Le Sud Tunisien à l’honneur avec deux registres interprétés par Arfaoui de Nefta et Lamir de Tataouine
Ce voyage puisant dans le patrimoine musical du sud n’a pas été fortuit. Entre “Rahlû bîk” et “Hizzi Hrâmek” morceaux interprétés par Mahmoud Arfaoui du Djérid (Nefta) et “Tarf Hramek”, “Khâwî Al-Nasy” et “El Galb yrîd” au chant par Moatassem Lamir (Tataouine), c’est tout un dialogue de culture et de rapprochement auquel Kammoun invite à travers la quintessence de son art.
Sur un tapis sonore et visuel submergé de poésie et de romance, c’est “Rit Ennejma” qui a donné le clap de fin en apothéose, une chanson interprétée par les deux artistes Arfaoui et Lamir dans un message symbolique : le Sud chante, c’est cette Tunisie dans sa diversité harmonieuse et plurielle”, confie avec grande émotion, Mohamed Ali Kammoun à l’agence TAP, à la fin du spectacle.
Parfums teintés de mélancolie : hymne à la Tunisie plurielle
Harmonie et affinités tels sont les deux bases artistiques qui ont réuni Mohamed Ali Kammoun et Raouf Karray aux côtés du musicologue tunisien Anas Ghrab. Mais aussi une quarantaine d’artistes entre musiciens et choeur qui ont participé à cette mélodie gracieuse, ayant eu droit à chaque fin de morceau, à un standing ovations.

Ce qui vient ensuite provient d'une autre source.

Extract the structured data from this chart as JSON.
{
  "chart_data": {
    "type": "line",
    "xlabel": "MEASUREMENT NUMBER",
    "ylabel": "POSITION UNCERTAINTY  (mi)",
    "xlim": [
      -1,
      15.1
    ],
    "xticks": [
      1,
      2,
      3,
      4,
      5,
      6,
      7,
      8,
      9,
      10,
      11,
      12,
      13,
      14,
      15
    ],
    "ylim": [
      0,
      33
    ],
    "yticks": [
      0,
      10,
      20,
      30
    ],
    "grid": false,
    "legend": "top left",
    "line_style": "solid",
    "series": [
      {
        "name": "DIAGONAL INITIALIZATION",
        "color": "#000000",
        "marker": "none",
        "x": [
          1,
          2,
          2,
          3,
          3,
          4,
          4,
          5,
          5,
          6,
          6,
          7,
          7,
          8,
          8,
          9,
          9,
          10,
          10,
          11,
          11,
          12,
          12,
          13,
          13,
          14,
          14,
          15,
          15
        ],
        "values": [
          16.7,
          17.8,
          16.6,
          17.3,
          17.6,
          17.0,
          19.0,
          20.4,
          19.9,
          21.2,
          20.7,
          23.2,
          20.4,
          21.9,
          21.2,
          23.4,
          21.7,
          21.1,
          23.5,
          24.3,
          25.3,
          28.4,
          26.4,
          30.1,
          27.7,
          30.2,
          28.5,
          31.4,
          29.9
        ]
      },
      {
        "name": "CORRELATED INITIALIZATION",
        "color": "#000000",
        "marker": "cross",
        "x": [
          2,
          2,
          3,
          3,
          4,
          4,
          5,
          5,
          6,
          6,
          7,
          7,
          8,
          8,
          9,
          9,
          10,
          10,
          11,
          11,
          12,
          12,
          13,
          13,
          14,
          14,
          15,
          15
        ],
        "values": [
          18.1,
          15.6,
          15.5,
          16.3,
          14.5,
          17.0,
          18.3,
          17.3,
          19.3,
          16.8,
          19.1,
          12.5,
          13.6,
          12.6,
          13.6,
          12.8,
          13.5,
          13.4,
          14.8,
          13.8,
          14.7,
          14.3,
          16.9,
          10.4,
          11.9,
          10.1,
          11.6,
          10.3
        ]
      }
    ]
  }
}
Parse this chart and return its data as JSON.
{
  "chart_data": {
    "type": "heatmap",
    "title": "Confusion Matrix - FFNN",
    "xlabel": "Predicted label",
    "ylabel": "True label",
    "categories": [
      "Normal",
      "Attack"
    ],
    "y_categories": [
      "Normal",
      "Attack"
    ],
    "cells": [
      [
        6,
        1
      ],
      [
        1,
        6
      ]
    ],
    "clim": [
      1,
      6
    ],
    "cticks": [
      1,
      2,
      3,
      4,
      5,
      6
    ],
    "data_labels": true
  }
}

Au rythme du son funeste du nay de Nabil Abdmouleh, de la cadence des percussions de Lotfi Soua et des envolées de batteries de Abdessalem Gherbi, s’ajoute les sonorités raffinées du violon de Zied Zouari qui, en solo, a été éblouissant lors de ce spectacle présenté en avant-première. Les performances de ce musicien talentueux ont soutenu la dimension “musiques du monde” du projet “Parfums” de Kammoun par cette remise au goût du jour du répertoire bédouin délaissé.
C’est avec des senteurs romantiques et fusionnelles, que le spectacle “Parfums” teinté de mélancolie, a donné à voir et à “découvrir la beauté d’une Tunisie plurielle, un pays riche par sa culture et fier de son patrimoine et de ceux qui ont réussi avec subtilité, à le revisiter et à le mettre en valeur”, a confié à l’agence TAP Amine Bouhafa, membre du jury de la compétition officielle, Tanit d’honneur pour l’ensemble de sa carrière lors des Journées Cinématographiques de Carthage en 2015 et César la même année de la meilleure musique originale du film “Timbuktu” du cinéaste mauritanien Abderrahmane Sissako.
Le concert est un portrait de la Tunisie toute entière dans sa musique, ses lieux, son histoire, ses blessures, ses douleurs, ses joies, ses espoirs et ses rêves. Cela dit, il faut pas oublier que les “Parfums JMC 2016” ne sont qu’une sélection des 24 parfums des 24 gouvernorats, composés pendant une résidence à la Cité Internationale des Arts de Paris, et de plusieurs workshops exploratoires dans le Sud tunisien dans ses deux côtés, Ouest et Est:
Nefta où a été tourné le film aux neuf Oscars, “Le Patient anglais” du britannique Anthony Minghella, et “Tataouine” où est née la planète des sables, Tatooine, de l’univers de fiction Star Wars du cinéaste américain George Lucas, inscrit au temple de la renommée du musée de la Science-Fiction de Seattle en 2006.